In the hospitality industry, for instance, a hotel could either have credit cards spread throughout a whole slew of locations, as chains like the Hilton or Marriott would, or have far less data to worry about, like the motel down the street with one location.
In that sense, it would cost your local motel owner far less to become GDPR compliant than a huge enterprise. On the flip side, those big companies have more money to spend on compliance than the little guys do.
" ... at the end of the day, you just have to trust companies that they’re deleting [your data].” — Kevin Ogrodnik, CEO of Sherpa Software
Some companies haven’t done anything at all to comply with GDPR despite the legal risk. Until regulators check up on operations, firms can more or less get away with avoiding compliance, Mr. Ogrodnik said.
Meanwhile, consumers don’t really have a way to confirm that their data has actually been deleted, if requested.

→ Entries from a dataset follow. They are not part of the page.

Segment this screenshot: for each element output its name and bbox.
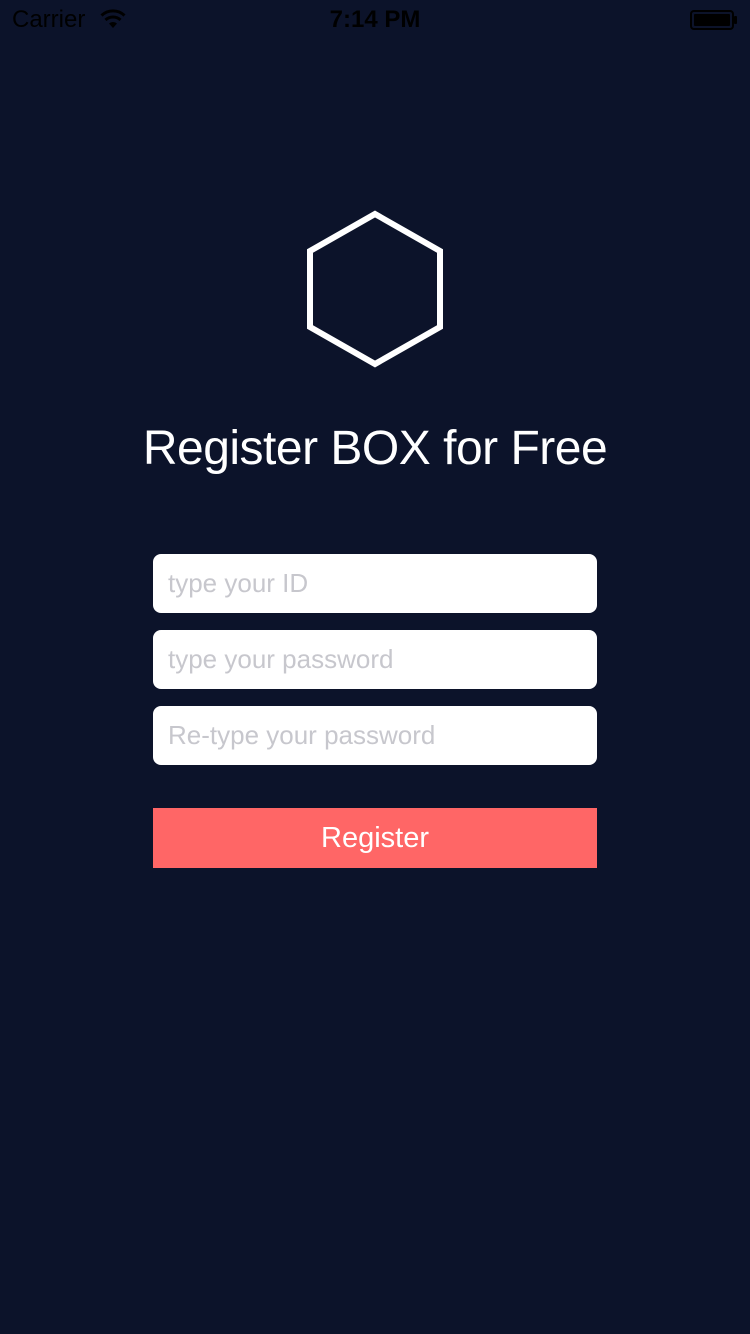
hexagon-logo-icon [307,210,443,368]
register-button[interactable]: Register [153,808,597,868]
status-time: 7:14 PM [329,6,421,33]
status-bar: Carrier 7:14 PM [0,0,750,40]
page-title: Register BOX for Free [142,422,608,475]
id-field[interactable] [153,554,597,613]
retype-password-field[interactable] [153,706,597,765]
battery-icon [690,10,737,30]
password-field[interactable] [153,630,597,689]
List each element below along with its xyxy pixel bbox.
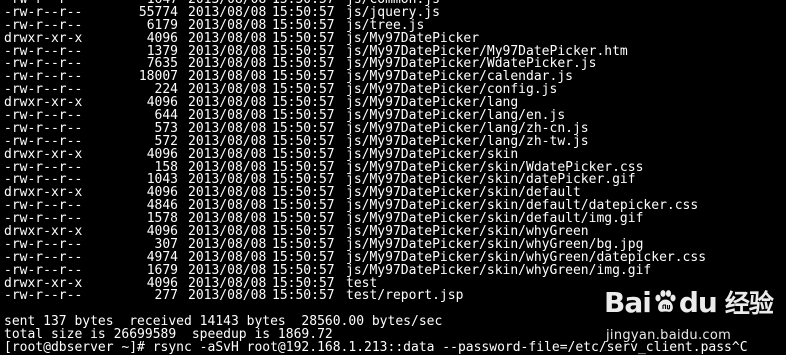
watermark-url: jingyan.baidu.com — [606, 328, 732, 343]
baidu-logo: Bai du 经验 — [604, 285, 774, 319]
time-cell: 15:50:57 — [272, 288, 335, 304]
baidu-logo-text-left: Bai — [604, 285, 652, 319]
date-cell: 2013/08/08 — [188, 288, 267, 304]
listing-row: -rw-r--r-- 1679 2013/08/08 15:50:57 js/My97D… — [0, 262, 786, 278]
file-listing: -rw-r--r--16472013/08/0815:50:57js/commo… — [0, 0, 786, 303]
path-cell: test/report.jsp — [346, 288, 464, 304]
paw-icon — [655, 290, 676, 312]
permissions-cell: -rw-r--r-- — [4, 288, 83, 304]
jingyan-label: 经验 — [724, 289, 774, 318]
baidu-logo-text-right: du — [678, 285, 718, 319]
baidu-jingyan-watermark: Bai du 经验 jingyan.baidu.com — [604, 284, 784, 352]
path-cell: js/My97DatePicker/skin/whyGreen/img.gif — [346, 262, 652, 278]
size-cell: 277 — [154, 288, 178, 304]
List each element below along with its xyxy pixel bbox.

“They’re going to make their best efforts to get rid of that information ... but at the end of the day, you just have to trust companies that they’re deleting [your data].”
Both Mr. Ogrodnik of Sherpa and Mr. Dehning of Hornetsecurity believe the U.S. will move toward its own GDPR-like data laws in the next decade. When that happens, companies will definitely have to put these methods and technology in place that they’re already supposed to be implementing for EU citizens.
Plus, it’s silly to have two different sets of processes in place for people in the U.S. and the EU, Mr. Dehning said.
“Therefore, [GDPR is] kind of becoming an industry standard.”